Tips to Help You Handle The Sale Process
We understand that preparation for a veterinary practice sale takes time and effort. That is why we asked our co-founder, William Griffin, for tips that you, as a practitioner, should focus on or consider before selling veterinary practice. As a former practice owner and co-founder of Pathway Vet Alliance, Bill has a unique perspective on practice sales.
- Get outside advice. Talking with your accountant or a financial planner is one of the first and most significant steps that you should consider. First, your adviser will help you to evaluate how much money you will need to live comfortably after selling and we explain why it matters below. Second, they will help you understand what to expect as the sale progresses and afterwards.
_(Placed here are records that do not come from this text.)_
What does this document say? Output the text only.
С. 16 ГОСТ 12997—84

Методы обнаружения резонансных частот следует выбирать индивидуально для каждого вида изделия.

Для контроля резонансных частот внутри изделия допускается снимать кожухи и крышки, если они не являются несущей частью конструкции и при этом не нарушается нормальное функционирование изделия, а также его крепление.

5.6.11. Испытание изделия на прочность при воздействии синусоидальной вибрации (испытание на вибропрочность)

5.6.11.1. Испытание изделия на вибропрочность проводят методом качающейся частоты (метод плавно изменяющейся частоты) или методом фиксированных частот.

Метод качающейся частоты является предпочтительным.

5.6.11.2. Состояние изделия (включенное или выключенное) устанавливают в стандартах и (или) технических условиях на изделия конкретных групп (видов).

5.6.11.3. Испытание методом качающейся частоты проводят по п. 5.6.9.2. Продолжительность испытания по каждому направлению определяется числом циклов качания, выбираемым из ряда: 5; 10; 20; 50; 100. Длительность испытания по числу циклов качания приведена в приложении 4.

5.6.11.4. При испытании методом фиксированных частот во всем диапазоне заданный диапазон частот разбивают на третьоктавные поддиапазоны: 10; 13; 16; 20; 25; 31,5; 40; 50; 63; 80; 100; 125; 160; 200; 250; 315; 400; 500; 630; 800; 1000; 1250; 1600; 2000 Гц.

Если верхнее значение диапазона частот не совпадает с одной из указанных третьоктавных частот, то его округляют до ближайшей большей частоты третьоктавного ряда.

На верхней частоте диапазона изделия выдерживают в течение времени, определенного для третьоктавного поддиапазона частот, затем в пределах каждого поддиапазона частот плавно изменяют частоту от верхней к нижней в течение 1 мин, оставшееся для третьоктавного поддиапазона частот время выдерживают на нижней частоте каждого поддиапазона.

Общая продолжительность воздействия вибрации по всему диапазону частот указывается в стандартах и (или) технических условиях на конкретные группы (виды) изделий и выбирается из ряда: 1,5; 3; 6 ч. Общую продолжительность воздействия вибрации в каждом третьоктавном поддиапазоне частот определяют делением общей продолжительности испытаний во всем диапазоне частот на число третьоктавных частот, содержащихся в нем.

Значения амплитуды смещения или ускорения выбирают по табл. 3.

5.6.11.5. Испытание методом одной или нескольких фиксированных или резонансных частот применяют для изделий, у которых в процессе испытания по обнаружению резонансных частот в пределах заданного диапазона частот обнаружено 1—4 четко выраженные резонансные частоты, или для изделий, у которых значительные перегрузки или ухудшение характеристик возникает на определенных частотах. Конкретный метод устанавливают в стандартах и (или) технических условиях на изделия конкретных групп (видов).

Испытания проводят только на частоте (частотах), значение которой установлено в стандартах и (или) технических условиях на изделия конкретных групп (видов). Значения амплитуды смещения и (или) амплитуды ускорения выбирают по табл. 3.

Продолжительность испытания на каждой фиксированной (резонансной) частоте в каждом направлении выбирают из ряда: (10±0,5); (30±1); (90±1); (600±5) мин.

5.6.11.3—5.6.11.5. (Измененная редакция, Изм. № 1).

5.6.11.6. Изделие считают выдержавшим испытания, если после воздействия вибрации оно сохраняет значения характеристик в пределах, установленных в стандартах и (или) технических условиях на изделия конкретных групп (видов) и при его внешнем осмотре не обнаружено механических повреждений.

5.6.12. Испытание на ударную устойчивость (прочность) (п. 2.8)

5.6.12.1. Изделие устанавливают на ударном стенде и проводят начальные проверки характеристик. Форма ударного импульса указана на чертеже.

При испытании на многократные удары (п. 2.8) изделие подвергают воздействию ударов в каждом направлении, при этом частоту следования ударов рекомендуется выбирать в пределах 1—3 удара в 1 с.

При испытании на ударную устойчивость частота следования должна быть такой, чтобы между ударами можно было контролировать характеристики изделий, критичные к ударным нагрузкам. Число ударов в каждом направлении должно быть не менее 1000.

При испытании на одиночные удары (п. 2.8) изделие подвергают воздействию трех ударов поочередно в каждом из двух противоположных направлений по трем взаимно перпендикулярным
In addition, expert financial advice may help you to minimize tax consequences, as well as future liability.
- Take care of your finances. A potential buyer will want to see your financial statements. As standard financial reports do not reflect profitability, focus on determining EBITDA correctly. This will not only reflect the most accurate number for the seller but also can help you to improve the practice’s performance.
- Deal with the corporate records. Pay extra attention to this point if you sell your practice as a stock or asset sale, or incorporated practice (limited liability company). Make sure your corporate records are up-to-date, including documents associated with forming the company, bylaws, business licenses, and minutes of all board meetings.
- Have an idea of who you wish to sell to. Finding a potential buyer may be difficult if you do not establish a network of prospects in advance. Building long-term relationships with other veterinarians can be useful as you will be able to choose the buyer who has similar values and vision as you do. Also, being familiar or having an established relationship with the buyer will most likely minimize the stress when you sell your veterinary practice. Talking to people at conferences and trade shows is a good place to start.
- Be careful with the contract. Once you sell, most of the time, it’s considered a done deal, which means you cannot change your decision after you sell. That’s why you need to decide what role you want to assume after the sale.
If you want the best outcome from the sale of your veterinary practice, it’s best to start preparing well in advance. Matters such as finding a potential buyer or optimizing your practice can take more time than you think. Even though the process is complex, following all the steps and addressing issues in advance will result in a much more rewarding sale — more profit for you and the peace of mind that your hard-earned practice has been handed off to the best possible successor.
If you have other questions, this article provides additional resources for selling your practice. While this can be an involved transaction, there is thankful, a wide array of information available to help make the process smooth and straightforward.
You worked very hard in building your business and preparing it for sale and you should enjoy the reward of a deal well done.